Una delle limitazioni più stringenti imposte dal formato dei messaggi di posta elettronica è l’esclusivo utilizzo di caratteri ASCII.

Come fare quindi a trasmettere sequenze binarie arbitrarie utilizzate da PGP per la segretezza e l’autenticazione
?

La soluzione è abbastanza intuitiva. Serve un meccanismo in grado per convertire delle sequenze binarie qualsiasi in determinate sequenze di codici ASCII.
PGP fornisce questo servizio di conversione di flussi binari da 8 bit in un flusso di caratteri ASCII stampabili, grazie all’algoritmo Radix-64.

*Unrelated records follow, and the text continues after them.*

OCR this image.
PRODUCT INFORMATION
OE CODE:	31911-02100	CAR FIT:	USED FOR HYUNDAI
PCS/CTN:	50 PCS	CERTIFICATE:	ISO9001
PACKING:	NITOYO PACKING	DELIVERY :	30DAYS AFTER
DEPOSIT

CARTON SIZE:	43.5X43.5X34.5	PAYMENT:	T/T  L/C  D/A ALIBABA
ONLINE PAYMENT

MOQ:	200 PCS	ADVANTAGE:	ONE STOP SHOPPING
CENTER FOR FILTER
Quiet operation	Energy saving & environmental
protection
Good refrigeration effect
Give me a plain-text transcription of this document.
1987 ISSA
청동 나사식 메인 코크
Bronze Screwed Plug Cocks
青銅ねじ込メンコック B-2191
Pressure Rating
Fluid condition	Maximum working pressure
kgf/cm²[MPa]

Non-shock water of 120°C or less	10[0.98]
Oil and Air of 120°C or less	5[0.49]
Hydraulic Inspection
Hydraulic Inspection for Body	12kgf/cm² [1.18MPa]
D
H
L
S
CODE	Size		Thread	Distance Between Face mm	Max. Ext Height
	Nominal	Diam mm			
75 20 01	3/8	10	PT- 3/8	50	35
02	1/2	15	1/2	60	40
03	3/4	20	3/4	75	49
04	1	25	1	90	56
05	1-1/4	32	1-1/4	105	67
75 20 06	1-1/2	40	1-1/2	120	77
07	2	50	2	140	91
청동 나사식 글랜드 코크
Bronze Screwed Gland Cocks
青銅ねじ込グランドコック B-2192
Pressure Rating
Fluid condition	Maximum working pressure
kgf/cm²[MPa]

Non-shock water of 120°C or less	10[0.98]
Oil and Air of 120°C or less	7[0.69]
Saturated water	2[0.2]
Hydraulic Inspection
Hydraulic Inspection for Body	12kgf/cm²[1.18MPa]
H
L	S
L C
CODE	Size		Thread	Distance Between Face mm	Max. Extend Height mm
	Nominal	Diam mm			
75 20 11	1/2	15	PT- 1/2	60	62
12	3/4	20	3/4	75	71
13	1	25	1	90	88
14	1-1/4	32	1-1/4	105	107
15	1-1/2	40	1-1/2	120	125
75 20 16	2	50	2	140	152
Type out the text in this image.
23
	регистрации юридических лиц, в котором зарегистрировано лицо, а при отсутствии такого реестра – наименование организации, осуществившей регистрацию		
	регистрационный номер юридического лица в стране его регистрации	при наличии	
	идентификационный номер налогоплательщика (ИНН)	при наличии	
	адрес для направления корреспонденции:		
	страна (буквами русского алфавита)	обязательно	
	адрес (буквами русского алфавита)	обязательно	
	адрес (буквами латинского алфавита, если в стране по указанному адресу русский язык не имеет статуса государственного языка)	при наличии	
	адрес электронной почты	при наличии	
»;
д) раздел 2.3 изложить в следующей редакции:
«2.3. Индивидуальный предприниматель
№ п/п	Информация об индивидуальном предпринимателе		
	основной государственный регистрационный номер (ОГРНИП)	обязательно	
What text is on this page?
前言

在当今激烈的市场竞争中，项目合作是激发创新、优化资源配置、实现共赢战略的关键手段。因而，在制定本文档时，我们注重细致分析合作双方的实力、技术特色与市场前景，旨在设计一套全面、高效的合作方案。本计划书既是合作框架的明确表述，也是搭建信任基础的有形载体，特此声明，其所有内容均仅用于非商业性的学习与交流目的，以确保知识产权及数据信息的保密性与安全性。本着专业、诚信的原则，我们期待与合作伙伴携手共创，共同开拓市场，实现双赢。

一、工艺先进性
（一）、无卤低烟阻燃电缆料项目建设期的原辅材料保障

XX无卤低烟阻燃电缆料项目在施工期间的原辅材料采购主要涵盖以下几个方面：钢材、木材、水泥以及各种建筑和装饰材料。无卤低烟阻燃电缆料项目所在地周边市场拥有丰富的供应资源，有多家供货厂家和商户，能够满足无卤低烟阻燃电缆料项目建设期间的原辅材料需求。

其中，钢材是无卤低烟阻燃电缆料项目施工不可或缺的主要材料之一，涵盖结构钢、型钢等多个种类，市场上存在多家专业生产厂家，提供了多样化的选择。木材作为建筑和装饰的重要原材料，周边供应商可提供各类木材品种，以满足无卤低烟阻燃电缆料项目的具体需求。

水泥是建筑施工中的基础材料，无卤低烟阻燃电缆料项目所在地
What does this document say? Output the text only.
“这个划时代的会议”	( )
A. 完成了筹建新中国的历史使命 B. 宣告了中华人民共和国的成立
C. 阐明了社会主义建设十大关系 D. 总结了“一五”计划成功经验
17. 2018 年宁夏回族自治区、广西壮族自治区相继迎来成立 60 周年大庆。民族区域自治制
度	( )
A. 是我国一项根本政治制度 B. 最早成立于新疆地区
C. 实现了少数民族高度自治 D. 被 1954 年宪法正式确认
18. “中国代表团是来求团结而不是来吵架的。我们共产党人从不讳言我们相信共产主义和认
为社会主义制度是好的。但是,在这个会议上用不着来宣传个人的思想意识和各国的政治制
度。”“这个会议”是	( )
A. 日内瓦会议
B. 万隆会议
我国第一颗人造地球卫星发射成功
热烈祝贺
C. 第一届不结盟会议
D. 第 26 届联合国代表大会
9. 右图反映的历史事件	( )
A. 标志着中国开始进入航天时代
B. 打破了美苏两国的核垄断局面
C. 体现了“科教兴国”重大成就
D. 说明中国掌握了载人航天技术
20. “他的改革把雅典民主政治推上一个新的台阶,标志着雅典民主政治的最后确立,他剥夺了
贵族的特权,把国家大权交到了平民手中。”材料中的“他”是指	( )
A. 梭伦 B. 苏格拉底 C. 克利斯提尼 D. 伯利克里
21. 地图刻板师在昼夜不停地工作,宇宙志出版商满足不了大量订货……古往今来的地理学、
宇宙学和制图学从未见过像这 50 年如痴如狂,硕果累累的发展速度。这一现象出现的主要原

La codifica opera essenzialmente in 3 passi:

• Vengono selezionati 3 ottetti per volta (24 bit) e suddivisi in 4 blocchi da 6 bit.

• Da ogni blocco si estrae il corrispondente codice ASCII a 7 bit e si aggiunge un bit di parit`a.

• Si ottengono così 4 blocchi da 8 bit ciascuno (32 bit).

E’ importante notare che, l’uso della codifica Radix-64 espande il messaggio in input del 33%. Combinando questa espansione con l’operazione di compressione è stato dimostrato che, il messaggio risulta comunque di dimensione minore, ottenendo un fattore di compressione di circa un terzo della dimensione originale di un messaggio che viene espanso con radix-64 e compresso con ZIP.